Schon zu Beginn sei klar gewesen, dass die Mitglieder aus dem Unibereich der TU-Idee skeptischer gegenüberstanden als die Personen aus dem Ministerium und vom Land Oberösterreich. „Natürlich sind Versuche, Wissenschaft und Innovation zu fördern, zu begrüßen. Die TU wurde und wird auch weiterhin als Chance verstanden“, sagt eine Forscherin, die am Prozess beteiligt war. Allerdings behielt das Konzept bis heute „einen Grad an Vagheit und Luftigkeit“. Man habe in den Gesprächen darauf hingewiesen, dass es konkretere Inhalte und Strukturen braucht.

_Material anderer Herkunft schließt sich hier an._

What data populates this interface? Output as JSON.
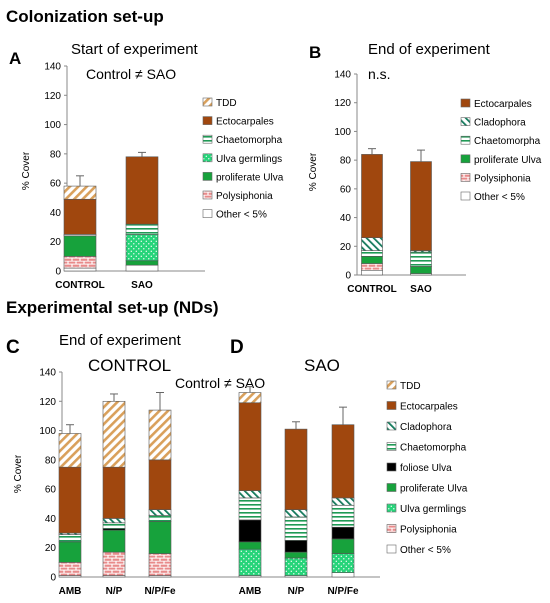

Nach Ansicht des Beteiligten sei an vieles nicht gedacht worden. „Wir wissen nicht, welche Qualitätskriterien vorgesehen sind oder ob ein Arbeitskreis für Gleichbehandlungsfragen, die das Universitätsgesetz vorsieht, eingerichtet wird“, sagt die Person. Gerade wenn es um Technik geht, sei es wichtig, die Frauenförderung und Gleichbehandlungsfragen rechtlich zu verankern, heißt es vonseiten der Gesprächspartner und -partnerinnen gegenüber ORF.at.

Frage der Gleichbehandlung

In den Stellungnahmen wurde oft darauf hingewiesen, dass im TU-Gründungsgesetz Vorgaben, die eine Frauenförderung auf dem derzeitigen Niveau der heimischen Universitäten absichern, fehlen. In den Erläuterungen des Gesetzes wird Konkretes ebenfalls vermisst. Der Arbeitskreis für Gleichbehandlungsfragen der JKU schreibt, dass der Anteil der Professorinnen trotz gesetzlicher Frauenquote von 50 Prozent derzeit nur 16,3 Prozent beträgt – an der Technisch-Naturwissenschaftliche Fakultät liegt der Anteil bei nur 8,6 Prozent.

ÖVP-Wissenschaftsminister Martin Polaschek sagte nach den Stellungnahmen, dass die Gründung einer neuen Universität „kein leichtes Thema“ sei. Aber der „klare politische Beschluss, eine solche Universität zu schaffen“, stehe fest. Man sei in engem Austausch mit der Universitätenkonferenz (uniko) und den anderen Technischen Universitäten, sagte er. Für die anderen Hochschulen werde es keine Nachteile geben, versuchte er zu kalmieren.

Aus den Arbeitsgruppen war zu hören, dass man die Kritik am TU-Konzept ernst nehmen soll. Über die inhaltliche Ausrichtung und den rechtlichen Rahmen müsse debattiert werden. Mit Blick auf Letzteres erinnert Verfassungsrechtler Poier an die Donau-Universität Krems, die erst 25 Jahre nach ihrer Gründung 2019 in das Universitätsgesetz integriert wurde. Allerdings stand die Politik hinter dem Schritt. So ließ etwa Landeshauptfrau Johanna Mikl-Leitner (ÖVP) damals wissen: Die Aufnahme sei „verdient“ und ein „hartes Stück Arbeit“ gewesen.